SANTO DOMINGO, Dominican Republic -- Boston Red Sox owner John Henry lashed out at Nomar Garciaparra's agent on Tuesday, saying it was the "the height of hypocrisy" to accuse the team of betrayal after the star shortstop rejected the team's lucrative, long-term offer last spring.

Nomar Garciaparra
Garciaparra

"He says we're being disingenuous. I take great umbrage at that statement," Henry said at the opening of the team's academy in the Dominican Republic, according to two Boston newspapers that covered the event. "That is the height of hypocrisy."

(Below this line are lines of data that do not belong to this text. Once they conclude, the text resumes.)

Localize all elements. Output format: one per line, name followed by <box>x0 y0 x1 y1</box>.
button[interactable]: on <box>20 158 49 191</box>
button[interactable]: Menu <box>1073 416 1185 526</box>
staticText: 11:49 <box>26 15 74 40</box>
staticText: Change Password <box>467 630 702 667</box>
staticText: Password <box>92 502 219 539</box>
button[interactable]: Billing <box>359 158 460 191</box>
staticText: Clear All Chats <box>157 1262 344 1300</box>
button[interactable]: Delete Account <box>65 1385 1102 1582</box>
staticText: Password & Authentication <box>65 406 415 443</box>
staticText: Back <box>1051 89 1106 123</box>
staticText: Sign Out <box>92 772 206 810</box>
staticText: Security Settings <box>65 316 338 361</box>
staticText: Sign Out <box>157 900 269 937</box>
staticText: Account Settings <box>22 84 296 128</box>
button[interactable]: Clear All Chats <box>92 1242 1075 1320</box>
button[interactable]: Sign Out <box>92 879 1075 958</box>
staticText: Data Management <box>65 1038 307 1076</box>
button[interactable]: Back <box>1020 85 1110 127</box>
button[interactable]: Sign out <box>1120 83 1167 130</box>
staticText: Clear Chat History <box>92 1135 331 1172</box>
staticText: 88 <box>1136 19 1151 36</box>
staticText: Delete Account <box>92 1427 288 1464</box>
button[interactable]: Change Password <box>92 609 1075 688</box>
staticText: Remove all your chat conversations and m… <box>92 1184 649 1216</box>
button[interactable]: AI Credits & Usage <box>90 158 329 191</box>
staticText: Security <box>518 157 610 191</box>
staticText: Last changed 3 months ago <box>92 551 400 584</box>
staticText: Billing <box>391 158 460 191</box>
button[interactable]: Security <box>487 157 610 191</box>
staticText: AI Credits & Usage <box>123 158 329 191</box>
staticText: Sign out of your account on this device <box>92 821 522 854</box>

Garciaparra said in radio and newspaper interviews this week that he would be hurt if the Red Sox went through with plans to trade him and acquire Alex Rodriguez from Texas. Calling the radio station and the Boston Herald from his Hawaii honeymoon with soccer star Mia Hamm, Garciaparra said he wants to finish his career in Boston, and noted his commitment to the community and the team.

Garciaparra's agent, Arn Tellem, told The Boston Globe that the team's efforts to acquire Rodriguez -- which are less about Garciaparra than outfielder Manny Ramirez -- are "a slap in the face."

The Globe and Herald both quoted sources on Tuesday as saying that the Red Sox offered Garciaparra a four-year deal last spring worth $60 million. Garciaparra rejected it, instead seeking a longer deal worth as much as $17 million a year.

Since then, the market has declined, and the Red Sox have reportedly decreased their offer.

"I hope he's being more honest with his client than he is with the media because we have made credible offers," Henry said. "The reason we have continued in the manner in which we have, is that his agent has given us a very clear indication that there is no common ground. He seems to believe it is still the winter of 2000."

Tellem, reached in New York, thought Henry was out of line.

"Obviously, I strongly disagree with Henry's characterization of my comments in regards to Nomar's current situation with Red Sox," Tellem said. "All further communication regarding this matter will be conducted in a private and professional manner among myself, Nomar and appropriate representatives of the Red Sox organization. As Nomar has stated, it has always been and still remains his goal to stay with the Red Sox."

The Red Sox have refused to discuss -- or even confirm -- their talks with Texas.

"We don't comment on rumors," Boston general manager Theo Epstein said. "It would be disrespectful for Nomar and Manny to talk about rumors surrounding them. I have great respect for Nomar and Manny."

Also Tuesday, Epstein said he would begin negotiating a contract extension with pitcher Pedro Martinez at the winter meetings in New Orleans this weekend.

"We don't feel pressured with regard to Pedro's contract," Epstein said. "He's signed through 2004 and we'll try to reach an agreement before spring training."

Martinez has one season and $17.5 million left on his deal. The right-handed ace refused comment, saying, "Boston has the ball in their hands."

Epstein and principal owner John Henry were in this Caribbean country to inaugurate a baseball academy near the outskirts of the Dominican capital to develop young talent.

The complex will cost $3 million to operate the first five years and can host up to 65 players at a time. There are two baseball diamonds, a dormitory building, gymnasium, kitchen and a study room.

The Los Angeles Dodgers, Oakland Athletics and San Diego Padres have built similar facilities in the Dominican Republic.

Also Tuesday, the Red Sox signed 18-year-old shortstop Luis Soto to a minor league contract. The switch-hitting Soto who played for the defending champion Baseball America team in the World Woodbat Tournament in Jupiter, Fla., this fall.